Çantasını sırtına attı ve trene atladı. Hayal edemediğimiz bir yaşamı yaşayabileceğimize de inanamayız.

Bugün arkadaşımız dört kitap getirmişti. İkisi okumadıklarımdandı. Şöyle bir çevirdim sayfalarını ve birkaç paragraf okuyup bıraktım. Yaşadığımız çevreden bir kadının öyküsünü yazmaktan yanaydım. Aynı meslekten olmayacaktık. Sokakta, iş yerimize gelen dışarıdan birisi, pazarda, markette… Bunu yazmakta zorlandık. Yazılar okundu. Ardından da arkadaşımızın getirdiği kitapları aldık elimize ve rastgele sayfalarını açıp okuduk. Dört kitap. Okumadığım iki kitap tam olarak farkındalığımızı sağladı. Size ne yapmanız gerektiğini, ne düşünmeniz gerektiğini söyleyen birisini ne kadar dinlersiniz? İki kitabı eledik. Yazdıkları yazıyı yeni baştan yazmalarını istedim. Duygu, düşünce olabildiğince az olacak. Öznel olmayacak. Çok zor oldu ya da olmadı diyelim. Yazılardan birini aldım ve nasıl düzeltileceğini gösterdim. Olmadı. Çok zordu. Yazı kısalmıştı. Üstelik anlatım bozuklukları önceden yokken, cümlede anlam bozuklukları da olmuştu.

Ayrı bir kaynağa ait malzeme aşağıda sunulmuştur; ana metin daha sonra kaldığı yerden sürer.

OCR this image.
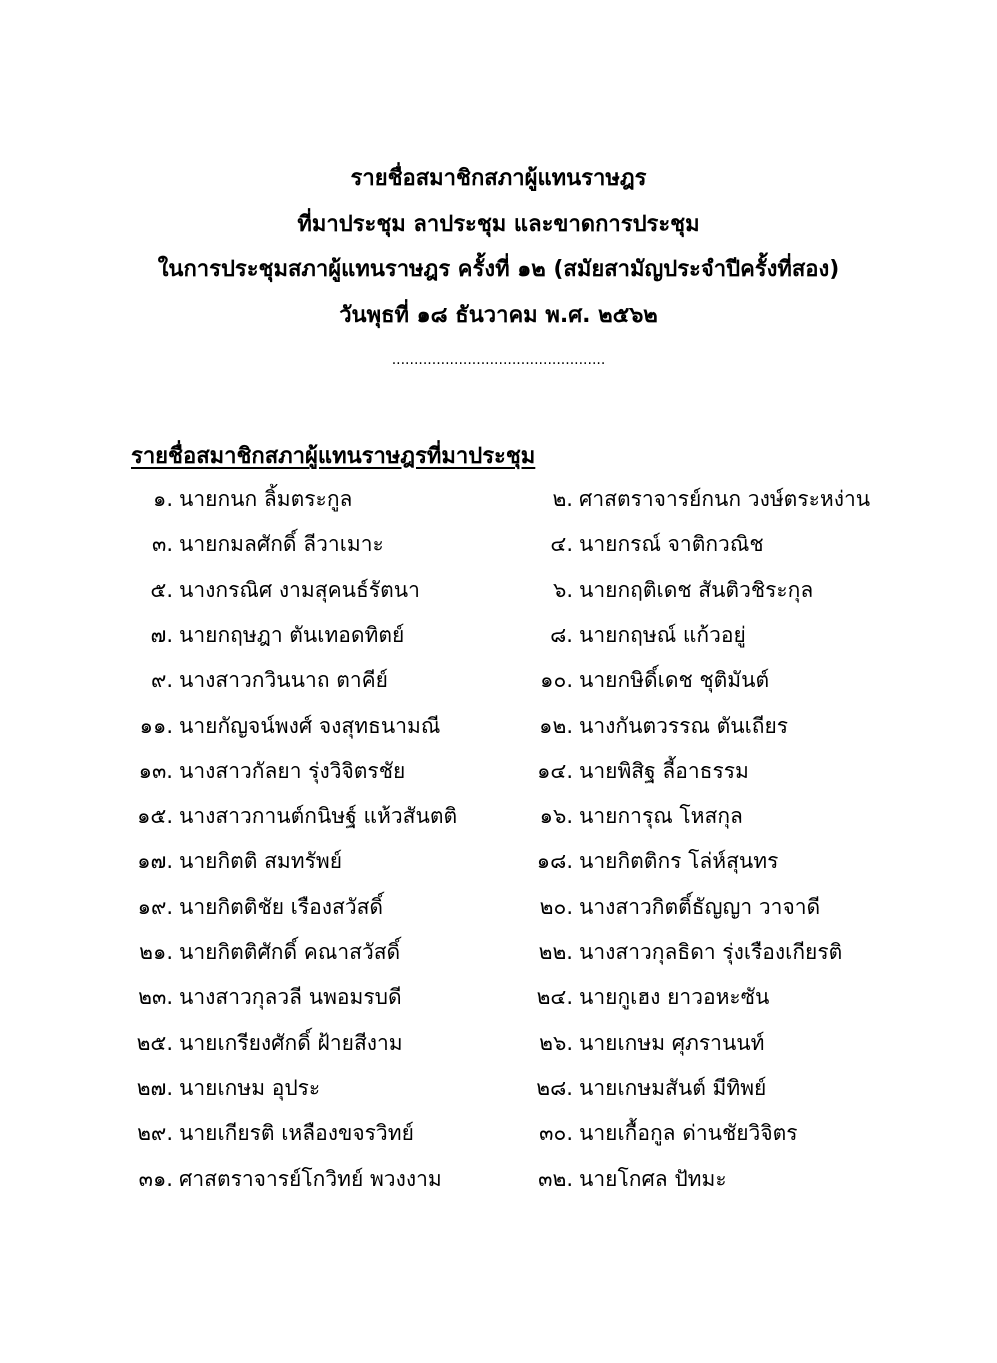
รายชื่อสมาชิกสภาผู้แทนราษฎร
ที่มาประชุม ลาประชุม และขาดการประชุม
ในการประชุมสภาผู้แทนราษฎร ครั้งที่ ๑๒ (สมัยสามัญประจำปีครั้งที่สอง)
วันพุธที่ ๑๘ ธันวาคม พ.ศ. ๒๕๖๒
................................................
รายชื่อสมาชิกสภาผู้แทนราษฎรที่มาประชุม
๑. นายกนก ลิ้มตระกูล	๒. ศาสตราจารย์กนก วงษ์ตระหง่าน
๓. นายกมลศักดิ์ ลีวาเมาะ	๔. นายกรณ์ จาติกวณิช
๕. นางกรณิศ งามสุคนธ์รัตนา	๖. นายกฤติเดช สันติวชิระกุล
๗. นายกฤษฎา ตันเทอดทิตย์	๘. นายกฤษณ์ แก้วอยู่
๙. นางสาวกวินนาถ ตาคีย์	๑๐. นายกษิดิ์เดช ชุติมันต์
๑๑. นายกัญจน์พงศ์ จงสุทธนามณี	๑๒. นางกันตวรรณ ตันเถียร
๑๓. นางสาวกัลยา รุ่งวิจิตรชัย	๑๔. นายพิสิฐ ลี้อาธรรม
๑๕. นางสาวกานต์กนิษฐ์ แห้วสันตติ	๑๖. นายการุณ โหสกุล
๑๗. นายกิตติ สมทรัพย์	๑๘. นายกิตติกร โล่ห์สุนทร
๑๙. นายกิตติชัย เรืองสวัสดิ์	๒๐. นางสาวกิตติ์ธัญญา วาจาดี
๒๑. นายกิตติศักดิ์ คณาสวัสดิ์	๒๒. นางสาวกุลธิดา รุ่งเรืองเกียรติ
๒๓. นางสาวกุลวลี นพอมรบดี	๒๔. นายกูเฮง ยาวอหะซัน
๒๕. นายเกรียงศักดิ์ ฝ้ายสีงาม	๒๖. นายเกษม ศุภรานนท์
๒๗. นายเกษม อุประ	๒๘. นายเกษมสันต์ มีทิพย์
๒๙. นายเกียรติ เหลืองขจรวิทย์	๓๐. นายเกื้อกูล ด่านชัยวิจิตร
๓๑. ศาสตราจารย์โกวิทย์ พวงงาม	๓๒. นายโกศล ปัทมะ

Duygular ve düşünceler değişebilir.   Ama davranışlar değişmedikçe,  duyguların ve düşüncelerin değişmesi bir şey ifade etmez. Yazılardan birinde,  gecenin ilerleyen saatlerinde yan daireden gelen çığlık seslerine ve kapı çarpmasına uyanan bir kadın anlatılıyordu. Uyanıyor, kapıya gidiyor ve kapıyı açıyor ve karşısında kadını görüyor, içeri alıyor. Şiddet ayrıntılarıyla anlatılmalı mı? Okuduğum romanlarda şiddet olayları bir cümle ya da iki cümle içinde yer alıyor. Son okuduğum romanda “bana tokat attı” diyor kadın. Tartışmalarının ayrıntıları yok. Biz hele de biz kadınlar bunu gayet açık bir şekilde doldurabiliyoruz. Yaşamayanlar yaşayanlardan biliyor. Kadınlar kendi aralarında konuşuyorlar. Bu konuşmaları bile ayrıntılamaya gerek duymuyorum. Ne duygu ne de düşünce olarak vermeye çalışmayacağım. Öyleyse nasıl yazabiliriz, sorusuna yanıt aradık. Aklıma geleni söylemedim elbette. Şöyle. Bir erkek arkadaş okumak istediği kitabı söyledi: Boş bir kitap. Ben de hayal kurdum, bir kitap: Tartıştılar. Yattılar. Tartıştılar. Yattılar. Tartıştılar. Yattı. Tartıştı. Yattı…  Böyle sürüp gidecek bir kitap.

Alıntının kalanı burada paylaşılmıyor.